Subacute sclerosing panencephalitis (SSP) is a neurodegenerative disorder caused by persistent infection with measles virus.1 It is characterised by progressive cognitive and motor impairment and associated with myoclonus.1,2 The condition is rarely observed in adult patients; when this does occur, SSP manifests with atypical symptoms.3

We present the case of a 25-year-old man with no relevant medical history who developed behavioural alterations and cognitive deficits over the course of 3 years due to SSP. The initial neurological examination revealed inattention, impaired executive function, poor language fluency, motor perseveration, predominantly right-sided ideomotor apraxia, asomatognosia, agraphaesthesia, and right hemiparesis. A brain MRI scan revealed an extensive left-sided cortico-subcortical temporoparietal lesion, as well as other smaller lesions in the bilateral subcortical white matter on T2-weighted and FLAIR sequences; lesions showed no contrast uptake and the results of a cerebral angiography study were normal (Fig. 1: 1a and 1b).

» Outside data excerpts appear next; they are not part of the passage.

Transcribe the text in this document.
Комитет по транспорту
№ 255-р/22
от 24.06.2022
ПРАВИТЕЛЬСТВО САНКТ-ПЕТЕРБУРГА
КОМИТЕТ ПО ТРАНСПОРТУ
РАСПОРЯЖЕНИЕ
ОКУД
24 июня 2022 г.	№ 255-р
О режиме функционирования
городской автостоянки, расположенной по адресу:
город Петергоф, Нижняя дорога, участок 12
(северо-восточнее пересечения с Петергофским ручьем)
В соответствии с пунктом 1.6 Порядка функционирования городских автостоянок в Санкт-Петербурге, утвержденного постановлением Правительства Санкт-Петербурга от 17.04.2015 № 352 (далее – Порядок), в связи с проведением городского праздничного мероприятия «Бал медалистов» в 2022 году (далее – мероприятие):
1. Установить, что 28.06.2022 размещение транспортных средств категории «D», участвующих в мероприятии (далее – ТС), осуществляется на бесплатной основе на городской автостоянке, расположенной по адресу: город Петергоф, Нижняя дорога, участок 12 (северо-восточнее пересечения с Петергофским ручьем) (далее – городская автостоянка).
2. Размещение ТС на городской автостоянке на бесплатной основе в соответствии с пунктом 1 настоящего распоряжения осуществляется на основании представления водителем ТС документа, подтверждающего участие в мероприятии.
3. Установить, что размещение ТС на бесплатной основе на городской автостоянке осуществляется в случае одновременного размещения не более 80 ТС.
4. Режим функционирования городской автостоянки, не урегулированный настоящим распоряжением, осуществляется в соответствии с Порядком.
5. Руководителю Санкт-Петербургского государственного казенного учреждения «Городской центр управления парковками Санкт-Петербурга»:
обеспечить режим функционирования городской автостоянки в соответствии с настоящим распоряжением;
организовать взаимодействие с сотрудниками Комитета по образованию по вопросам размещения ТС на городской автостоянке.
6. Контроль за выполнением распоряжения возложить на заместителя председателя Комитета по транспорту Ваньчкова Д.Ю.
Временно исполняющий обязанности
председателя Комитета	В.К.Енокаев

Serial electroencephalography revealed diffuse slowing, with theta rhythm in posterior regions and no periodic activity.

Figure 1.

(1a and 1b) Axial FLAIR MR images (12 months after symptom onset) showing diffuse hyperintensities in cortical and subcortical regions of the parietal and temporal lobes. (2a/b, 3a/b) Axial FLAIR MR images (26 months and 8 years after symptom onset, respectively) revealing disease progression, with severe cerebellar and brainstem atrophy and a diffuse, extensive lesion to the periventricular white matter.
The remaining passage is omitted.